Mississippi Governor Tate Reeves signed legislation last week to allow home-based food businesses to advertise online. At a time when the national emergency is shaking up food supplies, it’s an important step toward making sure people can get the food they need—and that entrepreneurs can earn the money they need to pay the bills. Championed by our friends at the Mississippi Center for Public Policy, the change in the law allows people who make and sell food from their home kitchens to sell up to $35,000 without falling under the state’s more restrictive rules for large-scale businesses.

That’s important, given that so many Mississippians are, like the rest of us, having to stay home because of the pandemic—and are being forced to find new and innovative ways to provide for themselves and their families. But the massive disruption to the nation’s food supply isn’t just presenting a challenge to home-based businesses. It’s also a threat to the operations of major food suppliers, thanks in part to America’s antiquated food regulatory system, much of which traces back to the Great Depression, almost a century ago.

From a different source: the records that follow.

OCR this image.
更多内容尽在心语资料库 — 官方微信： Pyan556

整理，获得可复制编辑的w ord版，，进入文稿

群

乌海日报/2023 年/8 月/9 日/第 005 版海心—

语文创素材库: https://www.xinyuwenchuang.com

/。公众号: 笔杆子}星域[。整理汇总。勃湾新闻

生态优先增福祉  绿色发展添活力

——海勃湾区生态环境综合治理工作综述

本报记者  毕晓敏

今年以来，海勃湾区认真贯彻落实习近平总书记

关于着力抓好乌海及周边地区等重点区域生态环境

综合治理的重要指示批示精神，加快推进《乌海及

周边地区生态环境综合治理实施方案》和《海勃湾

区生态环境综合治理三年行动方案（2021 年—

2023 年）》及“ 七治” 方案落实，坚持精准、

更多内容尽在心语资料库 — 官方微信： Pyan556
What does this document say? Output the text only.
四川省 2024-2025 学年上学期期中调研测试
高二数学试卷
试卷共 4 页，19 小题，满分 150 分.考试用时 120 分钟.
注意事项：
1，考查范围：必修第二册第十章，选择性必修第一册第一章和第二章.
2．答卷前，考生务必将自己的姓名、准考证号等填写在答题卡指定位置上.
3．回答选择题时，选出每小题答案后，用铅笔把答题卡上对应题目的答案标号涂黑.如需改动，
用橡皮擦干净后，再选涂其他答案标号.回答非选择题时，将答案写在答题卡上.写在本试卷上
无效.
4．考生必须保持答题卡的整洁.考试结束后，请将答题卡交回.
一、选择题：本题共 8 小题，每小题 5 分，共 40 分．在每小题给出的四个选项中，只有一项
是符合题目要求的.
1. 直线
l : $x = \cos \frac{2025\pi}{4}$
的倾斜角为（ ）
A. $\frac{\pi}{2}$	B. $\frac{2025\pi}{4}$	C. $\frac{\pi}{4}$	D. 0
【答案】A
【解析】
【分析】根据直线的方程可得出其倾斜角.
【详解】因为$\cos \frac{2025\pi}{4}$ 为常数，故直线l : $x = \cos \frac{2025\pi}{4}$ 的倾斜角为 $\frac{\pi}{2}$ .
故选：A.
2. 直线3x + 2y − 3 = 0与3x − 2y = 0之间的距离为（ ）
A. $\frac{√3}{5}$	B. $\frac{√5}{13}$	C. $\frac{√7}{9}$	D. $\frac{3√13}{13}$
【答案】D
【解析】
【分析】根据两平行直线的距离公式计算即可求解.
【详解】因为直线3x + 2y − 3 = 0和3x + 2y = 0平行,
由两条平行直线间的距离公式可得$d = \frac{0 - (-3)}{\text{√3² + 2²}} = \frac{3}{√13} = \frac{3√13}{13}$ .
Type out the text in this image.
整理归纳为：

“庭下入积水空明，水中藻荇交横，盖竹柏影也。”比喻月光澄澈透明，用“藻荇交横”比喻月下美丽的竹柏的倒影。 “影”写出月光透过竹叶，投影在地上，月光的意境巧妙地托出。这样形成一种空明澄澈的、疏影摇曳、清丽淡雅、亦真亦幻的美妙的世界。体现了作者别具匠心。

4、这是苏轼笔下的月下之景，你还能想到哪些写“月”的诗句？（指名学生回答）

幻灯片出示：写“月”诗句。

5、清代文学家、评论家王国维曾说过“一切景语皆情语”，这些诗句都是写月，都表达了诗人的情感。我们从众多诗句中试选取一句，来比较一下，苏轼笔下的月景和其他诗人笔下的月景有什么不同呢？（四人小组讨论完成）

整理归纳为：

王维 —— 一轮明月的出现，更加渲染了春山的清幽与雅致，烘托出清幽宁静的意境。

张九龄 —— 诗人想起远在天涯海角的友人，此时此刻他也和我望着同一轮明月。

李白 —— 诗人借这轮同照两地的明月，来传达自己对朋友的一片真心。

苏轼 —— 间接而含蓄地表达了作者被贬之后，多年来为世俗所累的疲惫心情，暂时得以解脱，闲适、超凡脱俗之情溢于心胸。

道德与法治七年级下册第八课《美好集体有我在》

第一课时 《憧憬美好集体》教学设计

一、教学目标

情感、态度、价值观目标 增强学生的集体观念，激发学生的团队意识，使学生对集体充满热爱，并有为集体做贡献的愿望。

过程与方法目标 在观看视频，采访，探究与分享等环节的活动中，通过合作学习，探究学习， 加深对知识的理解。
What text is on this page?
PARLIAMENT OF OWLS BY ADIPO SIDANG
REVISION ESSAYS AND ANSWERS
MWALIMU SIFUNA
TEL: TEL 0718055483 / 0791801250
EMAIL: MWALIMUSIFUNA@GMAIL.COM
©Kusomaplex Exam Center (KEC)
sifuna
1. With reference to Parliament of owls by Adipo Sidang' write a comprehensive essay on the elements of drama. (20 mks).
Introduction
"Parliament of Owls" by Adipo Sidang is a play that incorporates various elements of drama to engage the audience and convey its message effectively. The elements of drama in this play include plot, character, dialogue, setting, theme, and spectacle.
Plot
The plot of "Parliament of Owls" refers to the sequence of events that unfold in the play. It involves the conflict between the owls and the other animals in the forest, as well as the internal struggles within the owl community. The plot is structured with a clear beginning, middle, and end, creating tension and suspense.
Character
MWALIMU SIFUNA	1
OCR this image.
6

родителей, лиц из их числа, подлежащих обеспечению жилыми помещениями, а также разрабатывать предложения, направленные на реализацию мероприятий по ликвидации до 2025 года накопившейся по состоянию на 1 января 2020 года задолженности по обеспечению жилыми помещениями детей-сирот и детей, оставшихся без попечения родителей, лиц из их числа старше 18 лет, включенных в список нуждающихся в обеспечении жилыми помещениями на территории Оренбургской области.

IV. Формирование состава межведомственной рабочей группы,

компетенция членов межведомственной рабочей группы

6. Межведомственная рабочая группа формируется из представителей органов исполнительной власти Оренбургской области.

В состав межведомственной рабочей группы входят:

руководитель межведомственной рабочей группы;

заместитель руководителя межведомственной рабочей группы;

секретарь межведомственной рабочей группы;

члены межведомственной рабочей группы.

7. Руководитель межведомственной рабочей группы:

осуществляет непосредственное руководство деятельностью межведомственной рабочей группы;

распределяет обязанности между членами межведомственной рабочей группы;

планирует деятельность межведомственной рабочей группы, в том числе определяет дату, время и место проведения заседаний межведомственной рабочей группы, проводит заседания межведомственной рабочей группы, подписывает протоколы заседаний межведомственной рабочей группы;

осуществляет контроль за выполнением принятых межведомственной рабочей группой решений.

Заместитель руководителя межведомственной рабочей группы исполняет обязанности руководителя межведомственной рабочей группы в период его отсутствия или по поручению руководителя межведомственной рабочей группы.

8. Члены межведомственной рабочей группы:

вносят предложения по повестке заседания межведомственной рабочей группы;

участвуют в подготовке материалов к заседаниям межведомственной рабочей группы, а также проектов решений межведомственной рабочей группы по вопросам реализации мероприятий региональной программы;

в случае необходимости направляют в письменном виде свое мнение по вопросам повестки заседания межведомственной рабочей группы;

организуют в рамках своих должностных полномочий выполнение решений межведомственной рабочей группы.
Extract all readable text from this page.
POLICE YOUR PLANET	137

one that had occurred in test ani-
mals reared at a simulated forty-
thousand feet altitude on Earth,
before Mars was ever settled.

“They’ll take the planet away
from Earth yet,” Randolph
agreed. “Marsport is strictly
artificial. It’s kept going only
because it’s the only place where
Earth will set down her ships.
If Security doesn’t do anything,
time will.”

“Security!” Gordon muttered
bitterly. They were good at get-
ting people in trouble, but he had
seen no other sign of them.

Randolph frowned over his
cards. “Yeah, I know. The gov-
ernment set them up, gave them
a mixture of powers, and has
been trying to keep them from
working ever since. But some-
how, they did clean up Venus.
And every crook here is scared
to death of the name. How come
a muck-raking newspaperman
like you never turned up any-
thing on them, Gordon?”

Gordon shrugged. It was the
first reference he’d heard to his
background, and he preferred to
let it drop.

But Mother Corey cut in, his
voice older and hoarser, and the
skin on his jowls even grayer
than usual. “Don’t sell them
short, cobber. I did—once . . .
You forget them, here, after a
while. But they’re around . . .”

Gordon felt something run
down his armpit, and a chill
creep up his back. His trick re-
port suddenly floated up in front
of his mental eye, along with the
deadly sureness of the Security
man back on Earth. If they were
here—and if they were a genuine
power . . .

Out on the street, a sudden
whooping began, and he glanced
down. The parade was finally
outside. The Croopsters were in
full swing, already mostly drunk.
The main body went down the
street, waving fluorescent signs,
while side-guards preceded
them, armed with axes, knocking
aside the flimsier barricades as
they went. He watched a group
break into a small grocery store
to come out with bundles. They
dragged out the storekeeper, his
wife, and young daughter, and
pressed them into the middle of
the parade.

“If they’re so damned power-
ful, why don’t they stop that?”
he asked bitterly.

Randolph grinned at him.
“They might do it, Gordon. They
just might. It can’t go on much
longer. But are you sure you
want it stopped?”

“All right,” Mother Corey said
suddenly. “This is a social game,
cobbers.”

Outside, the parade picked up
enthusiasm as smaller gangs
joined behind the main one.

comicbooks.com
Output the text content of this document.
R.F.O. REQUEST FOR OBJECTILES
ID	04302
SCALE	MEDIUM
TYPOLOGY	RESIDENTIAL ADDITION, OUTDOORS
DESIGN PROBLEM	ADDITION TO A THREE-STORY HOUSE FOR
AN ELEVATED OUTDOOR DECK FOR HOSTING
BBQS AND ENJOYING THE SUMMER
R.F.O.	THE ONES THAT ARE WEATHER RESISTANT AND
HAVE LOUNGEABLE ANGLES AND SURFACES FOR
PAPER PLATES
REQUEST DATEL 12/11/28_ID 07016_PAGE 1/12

One consequence of these restrictions is that in many cases, food makers can’t sell safe and nutritious food to customers because their products have to go through an expensive and time-consuming federal inspection process, first. Beef, for example, must be inspected by USDA officials at certain federally approved industrial meat plants, and there aren’t many of those.

One innovative idea to avoid this problem is to allow cattle ranchers to market beef directly to customers by selling “shares” in cattle. The idea is that people can buy part of a living steer, and then when it’s slaughtered at a safe state-based facility, receive the beef directly. Since there are more of these facilities than the federal ones, this process allows customers access to cheaper meat without the delay associated with federal processing. Wyoming recently passed the Food Freedom Act, which allows this process and also allows other kinds of foods to be made at home and sold in stores, so long as customers are informed that it wasn’t made in a commercial kitchen.

Wyoming’s law and a similar law recently passed in Maine were the models for the Goldwater Institute’s own Food Freedom Act, included in our new toolkit, Revitalizing America: A Legislative Guide to Recovering from Coronavirus. Our proposal improves access to food without compromising safety. It allows homemade food products to be sold without pre-inspection, as long as customers are fully informed. It doesn’t eliminate existing safety standards, but allows private kitchens to compete. As for meat, it allows the sale of “shares,” and also allows the sale of live animals, and the sale of rabbit, lamb, chicken, and farm-raised fish.

Obviously, everyone wants food to be safe, but requiring pre-inspection of facilities and burdensome labeling and packaging rules can slow the process and make it too expensive for many potential food producers to provide the meals that people need in the midst of a record-breaking economic downturn.

Timothy Sandefur is the Vice President for Litigation at the Goldwater Institute.